1) Love when you’re interrupted

Love isn’t proven when you have time. Love is proven when you don’t. When Jesus saw need, He didn’t treat people as inconveniences (Mark 6:34). In ordinary life, “becoming love” often looks like pausing your pace long enough to actually see the person in front of you – your child, your student, your colleague, your spouse – without making them feel like they’re in the way. Sometimes love is simply saying, “Talk to me. I’m here.”

2) Love that tells the truth without contempt

Many of us avoid truth to keep peace, or we use truth as a weapon to win. Jesus does neither. He is “full of grace and truth” (John 1:14). Love doesn’t lie to protect comfort. But love also doesn’t crush. In ordinary life, this can be as small as how you correct someone – tone, timing, and posture. The goal is not dominance; it’s restoration. Truth without love becomes harshness. Love without truth becomes confusion. Jesus holds both.

3) Love when you’re tempted to perform

It is possible to do “good things” and still not live in love. That’s why 1 Corinthians 13 is so piercing—service can be done without love (1 Corinthians 13:1–3). Ordinary-life love looks like asking: Am I doing this to be seen, or because I’m secure? Because when you are rooted in God’s love, you can serve without needing applause. You can give without needing credit. You can bless without needing to be noticed (Matthew 6:1–4).

4) Love when you’re angry

Anger is not always sin. God is “slow to anger” (Exodus 34:6), which implies anger exists, but love governs it. Becoming love doesn’t mean becoming passive. It means your anger becomes purposeful: not to punish, but to protect what is good. In ordinary moments, that might look like refusing to send the text you know will wound, choosing to breathe, pray, and respond as someone who belongs to Christ (James 1:19–20).

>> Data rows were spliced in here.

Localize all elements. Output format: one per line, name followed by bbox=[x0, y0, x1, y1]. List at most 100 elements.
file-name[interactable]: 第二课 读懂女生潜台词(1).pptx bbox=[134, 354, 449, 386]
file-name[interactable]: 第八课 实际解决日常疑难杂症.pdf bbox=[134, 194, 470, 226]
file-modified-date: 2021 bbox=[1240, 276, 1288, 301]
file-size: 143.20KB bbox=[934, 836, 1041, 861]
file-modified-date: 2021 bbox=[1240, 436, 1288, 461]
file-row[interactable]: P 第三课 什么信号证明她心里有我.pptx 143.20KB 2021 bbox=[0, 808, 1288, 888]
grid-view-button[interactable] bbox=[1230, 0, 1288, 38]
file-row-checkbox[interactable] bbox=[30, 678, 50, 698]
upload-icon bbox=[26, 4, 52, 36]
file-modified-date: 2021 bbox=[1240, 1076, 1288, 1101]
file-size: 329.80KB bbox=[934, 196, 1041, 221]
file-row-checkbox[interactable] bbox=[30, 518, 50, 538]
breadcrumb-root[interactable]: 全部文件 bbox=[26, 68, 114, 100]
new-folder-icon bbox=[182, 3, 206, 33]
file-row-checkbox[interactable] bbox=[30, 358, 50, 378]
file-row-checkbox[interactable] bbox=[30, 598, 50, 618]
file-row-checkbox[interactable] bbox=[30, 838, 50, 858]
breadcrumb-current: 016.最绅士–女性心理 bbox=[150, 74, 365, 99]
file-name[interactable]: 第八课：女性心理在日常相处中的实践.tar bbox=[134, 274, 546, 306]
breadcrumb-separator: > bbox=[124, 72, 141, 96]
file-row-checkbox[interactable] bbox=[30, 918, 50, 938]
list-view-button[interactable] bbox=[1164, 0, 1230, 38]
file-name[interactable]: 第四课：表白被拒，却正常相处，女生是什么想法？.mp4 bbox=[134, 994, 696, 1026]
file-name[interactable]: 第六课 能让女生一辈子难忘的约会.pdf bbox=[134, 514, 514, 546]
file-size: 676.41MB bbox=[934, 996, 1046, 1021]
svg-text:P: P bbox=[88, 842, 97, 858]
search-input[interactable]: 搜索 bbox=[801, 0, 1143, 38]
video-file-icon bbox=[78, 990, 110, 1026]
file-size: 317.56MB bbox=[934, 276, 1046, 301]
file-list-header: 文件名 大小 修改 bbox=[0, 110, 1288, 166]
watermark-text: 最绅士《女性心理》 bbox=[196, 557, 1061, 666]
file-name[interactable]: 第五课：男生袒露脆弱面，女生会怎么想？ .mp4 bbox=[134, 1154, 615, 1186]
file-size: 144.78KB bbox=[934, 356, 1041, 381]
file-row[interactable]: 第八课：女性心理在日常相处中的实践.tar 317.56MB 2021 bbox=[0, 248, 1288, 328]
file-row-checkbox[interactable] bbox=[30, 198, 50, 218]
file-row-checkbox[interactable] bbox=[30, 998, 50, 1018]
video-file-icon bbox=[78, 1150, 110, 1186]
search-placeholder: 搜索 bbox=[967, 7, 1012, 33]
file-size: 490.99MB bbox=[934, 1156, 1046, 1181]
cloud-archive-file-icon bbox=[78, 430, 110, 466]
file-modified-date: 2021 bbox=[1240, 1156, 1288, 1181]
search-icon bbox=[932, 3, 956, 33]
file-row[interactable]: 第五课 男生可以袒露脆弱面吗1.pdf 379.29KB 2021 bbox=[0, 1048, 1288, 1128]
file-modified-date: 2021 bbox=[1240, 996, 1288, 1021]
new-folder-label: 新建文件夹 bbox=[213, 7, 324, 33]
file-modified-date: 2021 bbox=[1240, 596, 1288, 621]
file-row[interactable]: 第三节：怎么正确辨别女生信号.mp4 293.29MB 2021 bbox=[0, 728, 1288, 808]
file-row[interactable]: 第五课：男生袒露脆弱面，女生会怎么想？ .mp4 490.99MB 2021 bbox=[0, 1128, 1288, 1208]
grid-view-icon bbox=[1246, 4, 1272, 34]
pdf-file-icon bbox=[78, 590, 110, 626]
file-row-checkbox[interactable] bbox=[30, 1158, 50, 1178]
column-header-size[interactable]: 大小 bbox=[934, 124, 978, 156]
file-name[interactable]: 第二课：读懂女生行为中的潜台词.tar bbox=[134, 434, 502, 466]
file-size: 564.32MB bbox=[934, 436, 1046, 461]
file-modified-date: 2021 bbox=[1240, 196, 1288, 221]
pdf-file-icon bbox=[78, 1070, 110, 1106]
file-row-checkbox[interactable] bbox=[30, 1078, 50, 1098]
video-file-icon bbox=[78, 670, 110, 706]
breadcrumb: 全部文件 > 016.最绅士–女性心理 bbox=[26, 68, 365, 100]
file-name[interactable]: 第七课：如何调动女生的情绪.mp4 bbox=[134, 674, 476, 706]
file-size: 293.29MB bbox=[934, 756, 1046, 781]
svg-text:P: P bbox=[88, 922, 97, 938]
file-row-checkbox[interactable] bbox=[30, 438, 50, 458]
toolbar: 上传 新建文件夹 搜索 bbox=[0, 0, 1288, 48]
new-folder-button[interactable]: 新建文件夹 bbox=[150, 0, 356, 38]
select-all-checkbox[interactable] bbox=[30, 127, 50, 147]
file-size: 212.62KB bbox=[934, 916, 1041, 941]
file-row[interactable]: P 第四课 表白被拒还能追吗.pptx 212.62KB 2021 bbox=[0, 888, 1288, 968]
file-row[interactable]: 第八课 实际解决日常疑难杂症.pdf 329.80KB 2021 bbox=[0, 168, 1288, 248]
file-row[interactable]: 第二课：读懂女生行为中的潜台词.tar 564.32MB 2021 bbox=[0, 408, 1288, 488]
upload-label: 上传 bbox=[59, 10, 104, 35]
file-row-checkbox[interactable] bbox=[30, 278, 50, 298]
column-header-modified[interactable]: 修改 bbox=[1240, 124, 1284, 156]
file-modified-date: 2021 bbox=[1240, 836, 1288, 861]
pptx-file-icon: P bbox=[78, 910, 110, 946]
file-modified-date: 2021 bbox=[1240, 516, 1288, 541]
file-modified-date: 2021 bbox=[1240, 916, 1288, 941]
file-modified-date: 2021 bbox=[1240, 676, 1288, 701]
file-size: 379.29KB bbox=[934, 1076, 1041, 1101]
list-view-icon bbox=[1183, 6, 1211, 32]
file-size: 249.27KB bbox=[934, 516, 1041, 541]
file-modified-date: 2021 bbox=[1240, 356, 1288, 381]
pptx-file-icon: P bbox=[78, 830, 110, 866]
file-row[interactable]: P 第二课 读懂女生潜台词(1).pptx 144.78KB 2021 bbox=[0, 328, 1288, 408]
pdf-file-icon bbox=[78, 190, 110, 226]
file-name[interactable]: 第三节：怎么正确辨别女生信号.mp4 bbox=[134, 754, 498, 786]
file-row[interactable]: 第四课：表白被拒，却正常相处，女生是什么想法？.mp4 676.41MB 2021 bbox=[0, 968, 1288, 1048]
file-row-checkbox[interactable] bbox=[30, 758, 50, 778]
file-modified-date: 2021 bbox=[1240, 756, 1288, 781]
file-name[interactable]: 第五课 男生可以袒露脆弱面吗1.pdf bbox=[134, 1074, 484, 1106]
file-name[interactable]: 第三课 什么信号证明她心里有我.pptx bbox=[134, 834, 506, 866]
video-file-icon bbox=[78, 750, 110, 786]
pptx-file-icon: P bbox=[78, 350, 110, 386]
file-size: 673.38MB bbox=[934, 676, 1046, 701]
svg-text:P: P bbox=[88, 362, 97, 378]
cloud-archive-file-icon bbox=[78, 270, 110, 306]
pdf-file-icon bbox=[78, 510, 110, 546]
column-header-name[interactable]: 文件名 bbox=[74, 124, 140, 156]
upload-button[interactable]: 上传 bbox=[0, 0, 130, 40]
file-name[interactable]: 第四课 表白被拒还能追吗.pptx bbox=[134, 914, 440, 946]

5) Love toward yourself in the mirror

This is where the gospel gets very personal. Some of us can imagine God loving everyone else, but when we look in the mirror, we see failure, weakness, old labels, and past versions of ourselves. But Scripture says, “There is therefore now no condemnation for those who are in Christ Jesus.” (Romans 8:1). If God is love, and you are in Christ, then your identity is no longer anchored in who you were. It is anchored in who He is and who you are in Him. Learning to “become love” includes learning to stop agreeing with condemnation. It includes learning to live from belovedness.

6) Love that stays

Ordinary love is often unglamorous endurance. God’s love is described as steadfast (Exodus 34:6). Jesus loves “to the end” (John 13:1). Becoming love looks like staying present, staying faithful, staying kind, staying obedient even when feelings rise and fall. Because love is not fragile. Love is covenant.

Love existed before time, entered time in Christ, and will fill eternity, so live now as a preview of what is coming: “Behold, I am making all things new” (Revelation 21:5). Don’t just say “God is love.” Live like Love has a name—and His name is Jesus.